Мы не могли готовить уроки.
Не могли обедать. Не давали прибирать в доме. Вот-вот должны прийти они.
И когда они на самом деле приходили, ничего не было готово, а мы были в отчаянии.
Впереди торжественно и плавно, как настоящие святые, шли жницы и смотрели прямо перед собой. Их глаза напоминали цветы живокости.
На белом рушнике они несли венок.
Держа на голове обмолоченный сноп пшеницы, рядом, словно бог жатвы, выступал жнец.
Все остальные танцевали на ходу.
То приостанавливались и отступали, то снова двигались вперед, плыли, сплетались, вились в хороводе, упиваясь удалой пляской, лихо отбивая ногами — трух-трух-трух!
В тишине ясного дня сыпалась бархатная дробь бубна.

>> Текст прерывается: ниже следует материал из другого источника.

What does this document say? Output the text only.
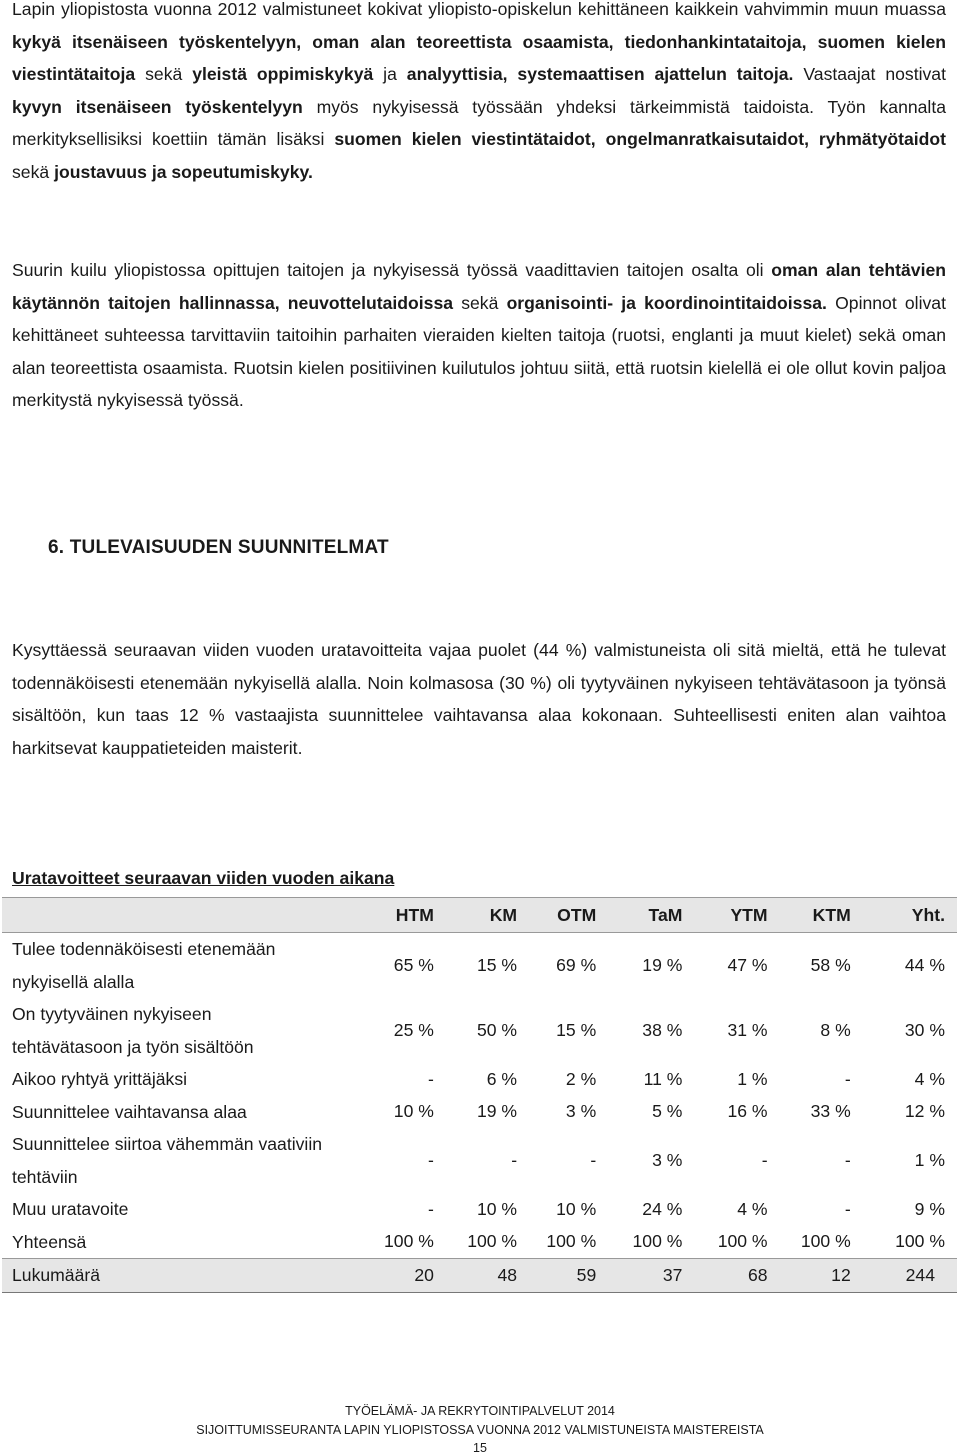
Lapin yliopistosta vuonna 2012 valmistuneet kokivat yliopisto-opiskelun kehittäneen kaikkein vahvimmin muun muassa kykyä itsenäiseen työskentelyyn, oman alan teoreettista osaamista, tiedonhankintataitoja, suomen kielen viestintätaitoja sekä yleistä oppimiskykyä ja analyyttisia, systemaattisen ajattelun taitoja. Vastaajat nostivat kyvyn itsenäiseen työskentelyyn myös nykyisessä työssään yhdeksi tärkeimmistä taidoista. Työn kannalta merkityksellisiksi koettiin tämän lisäksi suomen kielen viestintätaidot, ongelmanratkaisutaidot, ryhmätyötaidot sekä joustavuus ja sopeutumiskyky.

Suurin kuilu yliopistossa opittujen taitojen ja nykyisessä työssä vaadittavien taitojen osalta oli oman alan tehtävien käytännön taitojen hallinnassa, neuvottelutaidoissa sekä organisointi- ja koordinointitaidoissa. Opinnot olivat kehittäneet suhteessa tarvittaviin taitoihin parhaiten vieraiden kielten taitoja (ruotsi, englanti ja muut kielet) sekä oman alan teoreettista osaamista. Ruotsin kielen positiivinen kuilutulos johtuu siitä, että ruotsin kielellä ei ole ollut kovin paljoa merkitystä nykyisessä työssä.

6. TULEVAISUUDEN SUUNNITELMAT

Kysyttäessä seuraavan viiden vuoden uratavoitteita vajaa puolet (44 %) valmistuneista oli sitä mieltä, että he tulevat todennäköisesti etenemään nykyisellä alalla. Noin kolmasosa (30 %) oli tyytyväinen nykyiseen tehtävätasoon ja työnsä sisältöön, kun taas 12 % vastaajista suunnittelee vaihtavansa alaa kokonaan. Suhteellisesti eniten alan vaihtoa harkitsevat kauppatieteiden maisterit.

Uratavoitteet seuraavan viiden vuoden aikana

	HTM	KM	OTM	TaM	YTM	KTM	Yht.
Tulee todennäköisesti etenemään nykyisellä alalla	65 %	15 %	69 %	19 %	47 %	58 %	44 %
On tyytyväinen nykyiseen tehtävätasoon ja työn sisältöön	25 %	50 %	15 %	38 %	31 %	8 %	30 %
Aikoo ryhtyä yrittäjäksi	-	6 %	2 %	11 %	1 %	-	4 %
Suunnittelee vaihtavansa alaa	10 %	19 %	3 %	5 %	16 %	33 %	12 %
Suunnittelee siirtoa vähemmän vaativiin tehtäviin	-	-	-	3 %	-	-	1 %
Muu uratavoite	-	10 %	10 %	24 %	4 %	-	9 %
Yhteensä	100 %	100 %	100 %	100 %	100 %	100 %	100 %
Lukumäärä	20	48	59	37	68	12	244

TYÖELÄMÄ- JA REKRYTOINTIPALVELUT 2014

SIJOITTUMISSEURANTA LAPIN YLIOPISTOSSA VUONNA 2012 VALMISTUNEISTA MAISTEREISTA

15
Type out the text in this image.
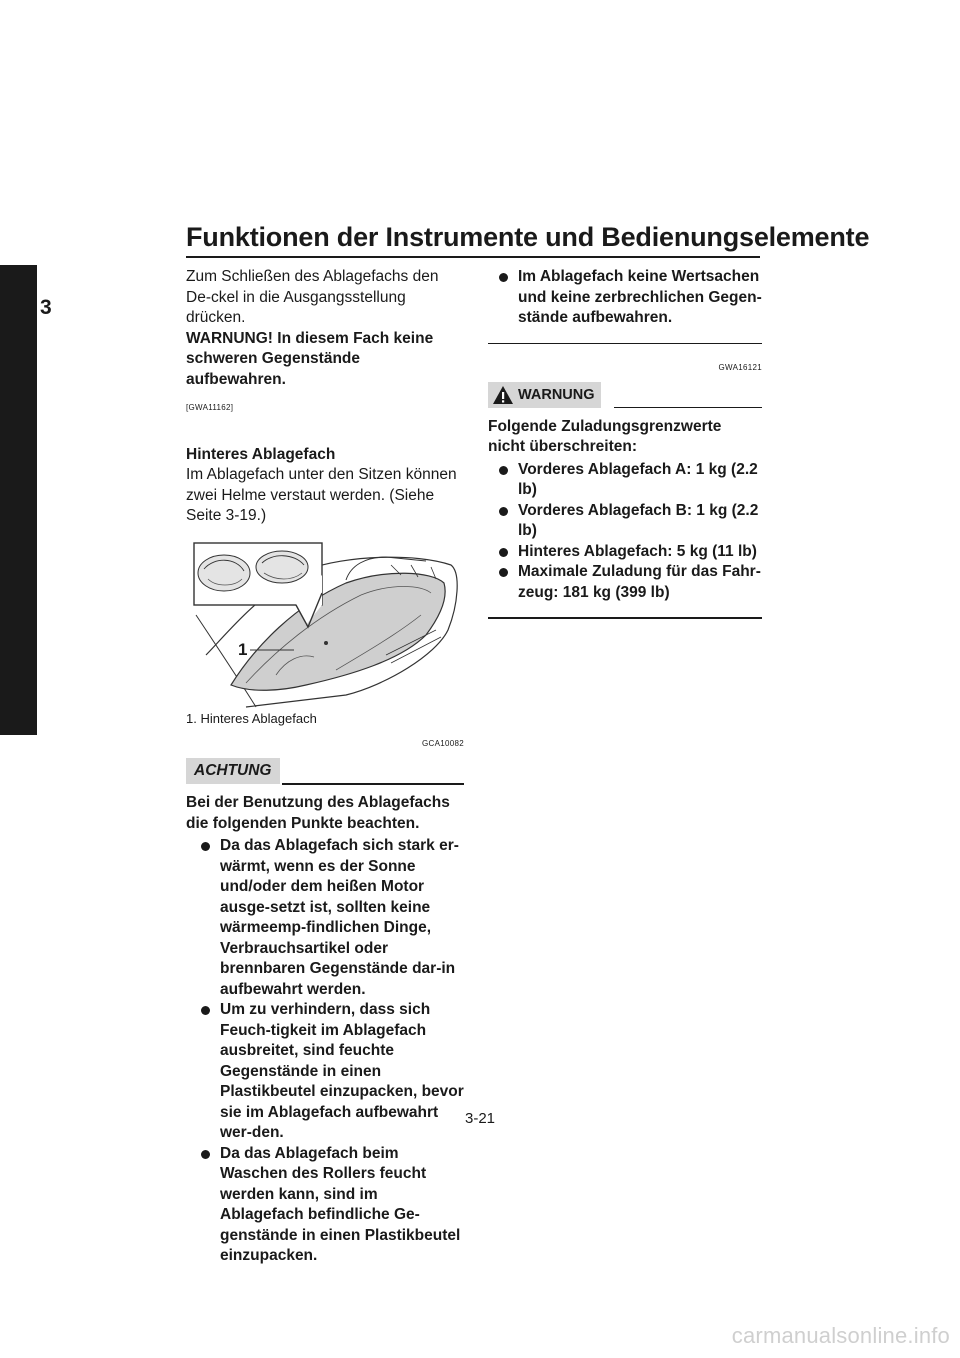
Funktionen der Instrumente und Bedienungselemente
3

Zum Schließen des Ablagefachs den De-ckel in die Ausgangsstellung drücken.

WARNUNG! In diesem Fach keine schweren Gegenstände aufbewahren.

[GWA11162]

Hinteres Ablagefach

Im Ablagefach unter den Sitzen können zwei Helme verstaut werden. (Siehe Seite 3-19.)

1

1. Hinteres Ablagefach

GCA10082

ACHTUNG

Bei der Benutzung des Ablagefachs die folgenden Punkte beachten.

Da das Ablagefach sich stark er-wärmt, wenn es der Sonne und/oder dem heißen Motor ausge-setzt ist, sollten keine wärmeemp-findlichen Dinge, Verbrauchsartikel oder brennbaren Gegenstände dar-in aufbewahrt werden.
Um zu verhindern, dass sich Feuch-tigkeit im Ablagefach ausbreitet, sind feuchte Gegenstände in einen Plastikbeutel einzupacken, bevor sie im Ablagefach aufbewahrt wer-den.
Da das Ablagefach beim Waschen des Rollers feucht werden kann, sind im Ablagefach befindliche Ge-genstände in einen Plastikbeutel einzupacken.
Im Ablagefach keine Wertsachen und keine zerbrechlichen Gegen-stände aufbewahren.

GWA16121

WARNUNG

Folgende Zuladungsgrenzwerte nicht überschreiten:

Vorderes Ablagefach A: 1 kg (2.2 lb)
Vorderes Ablagefach B: 1 kg (2.2 lb)
Hinteres Ablagefach: 5 kg (11 lb)
Maximale Zuladung für das Fahr-zeug: 181 kg (399 lb)
3-21
carmanualsonline.info
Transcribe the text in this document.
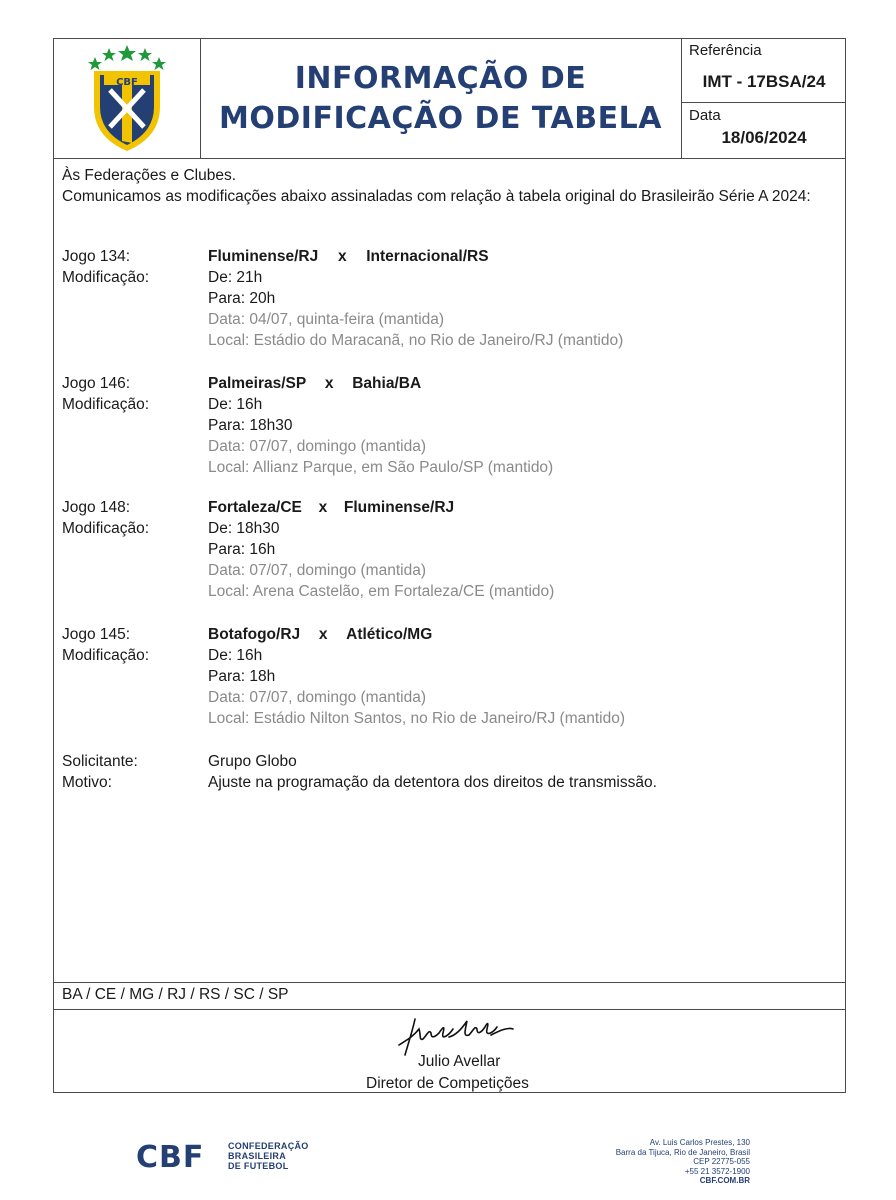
CBF	INFORMAÇÃO DE
MODIFICAÇÃO DE TABELA
Referência
IMT - 17BSA/24
Data
18/06/2024
Às Federações e Clubes.
Comunicamos as modificações abaixo assinaladas com relação à tabela original do Brasileirão Série A 2024:
Jogo 134:
Modificação:
Fluminense/RJ x Internacional/RS
De: 21h
Para: 20h
Data: 04/07, quinta-feira (mantida)
Local: Estádio do Maracanã, no Rio de Janeiro/RJ (mantido)
Jogo 146:
Modificação:
Palmeiras/SP x Bahia/BA
De: 16h
Para: 18h30
Data: 07/07, domingo (mantida)
Local: Allianz Parque, em São Paulo/SP (mantido)
Jogo 148:
Modificação:
Fortaleza/CE x Fluminense/RJ
De: 18h30
Para: 16h
Data: 07/07, domingo (mantida)
Local: Arena Castelão, em Fortaleza/CE (mantido)
Jogo 145:
Modificação:
Botafogo/RJ x Atlético/MG
De: 16h
Para: 18h
Data: 07/07, domingo (mantida)
Local: Estádio Nilton Santos, no Rio de Janeiro/RJ (mantido)
Solicitante:
Motivo:
Grupo Globo
Ajuste na programação da detentora dos direitos de transmissão.
BA / CE / MG / RJ / RS / SC / SP
Julio Avellar
Diretor de Competições
CBF	CONFEDERAÇÃO
BRASILEIRA
DE FUTEBOL
Av. Luis Carlos Prestes, 130
Barra da Tijuca, Rio de Janeiro, Brasil
CEP 22775-055
+55 21 3572-1900
CBF.COM.BR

Щебетанье скрипок пронизывало воздух, подстегивая танцоров.
Зеленые юбки девушек то взносились, то опускались, как над водой.
Яркие корсажи обвивали их радужной лентой, а рукава рубашек напоминали о белоснежной постели.
Золотистые от загара и румяные, как яблоко, лица девушек покорно тянулись к лицам парней, к их губам, пахнущим водкой и махоркой.
Все это неслось в неудержимо-шальном темпе.
И не дивитесь, «что идет нас так много, — все мы натрудили свои руки на тяжкой работе».
Кокетничая угрозой, они пели:
А отец и не скрывался. В белом кителе он выходил к ним навстречу, улыбался, кланялся девушке и начинал танцевать.
Затаив дыхание, мы ожидающе смотрели, счастливые и гордые.
Отец танцевал!
Отъезд[4]
Уже осень.
Дикий виноград покраснел на веранде.
Садовник срезал лишние побеги, и в столовой сразу стало очень светло.
Посреди серой решетки, мягкой от старости, как бисквит, трепещут в серебристом воздухе два пурпурных листа.
Все бродят по комнатам, задевая друг друга. Останавливаются на полдороге, хотят что-то принести, забывают. Руки кажутся тяжелыми, точно налились свинцом. Глаза необычно блестят, на губах застыли улыбки. Всех чуть-чуть лихорадит.
Дети едут в школу.
Мама то и дело становится на колени возле белой плетеной корзинки и укладывает в нее еще что-нибудь: покрывала на кровати, батистовые накидки для подушек. Синие из грубого шевиота форменные платья и черные фартучки из альпага.
Принесли фрукты, их отправят вместе с детьми. Корзина так полна, что фрукты катятся по столу, падают на пол.
Вот груши бере, словно из масла, покрытые тонкой золотистой кожицей, шершавой у черенка, будто язычок кошки. Налитые зеленым соком виневки. Яблоки-оливки, зернышки которых плавают в капле ароматной жидкости. Малиновки, липкие от сладости, коштели, бергамоты, ранет — бумажный, желтый, розовый.
Кругом вьются осы, точно звенящие искры.
Дети пошли проститься с садом, волоча за собой по дорожкам свою печаль, словно поломанную игрушку.
Наступал вечер. Казалось, что весь солнечный свет лег на землю меж деревьев. Словно золотистым вином, пропитались им груды листьев, и зеленым ликером налилась все еще сочная трава.
Солнце садилось, небо в вышине было прозрачно и влажно.
Деревья в саду словно светились изнутри. Груши горели сухим и благоуханным пурпуром, каштаны оплывали на газон и на аллеи непрерывной ржавой волной листьев, а в синеватой дали сада ярко-желтое тутовое дерево пылало, точно огромная хризантема.
Дети, роняя слезы, отыскали в шелестящих наносах немного каштанов.
Но это нисколько не помогло, и напрасно так невинно белели стены дома.
Через всю эту сияющую осень приближалось, неотвратимо надвигаясь, тарахтенье кареты; еще минута — и гнедые кони тихо остановились у крыльца.
Куда денется наш дом, когда нас в нем не будет? Каково нам будет спаться в эту первую ночь, так далеко, в чужих стенах?
Медленно проплывают столбы крыльца, погасли белые стены, одно за другим промелькнули за стеклами кареты все деревья сада, потом и все хаты...
Пролаяли сонно все собаки.
В тайном отчаянии, роняя слезы в корзину с фруктами, дети думают, что лучше бы уж вечно ехать так в этой карете.
Только бы не доезжать до этого города, к этим чужим людям.
Только бы сидеть возле мамы, выщипывая из ее воротника ворсинки меха.
И вместе с этим чувством постоянной скорби мы увидели сквозь двойные стекла окон и слез рассыпавшиеся повсюду фонари города, который нас внезапно обступил.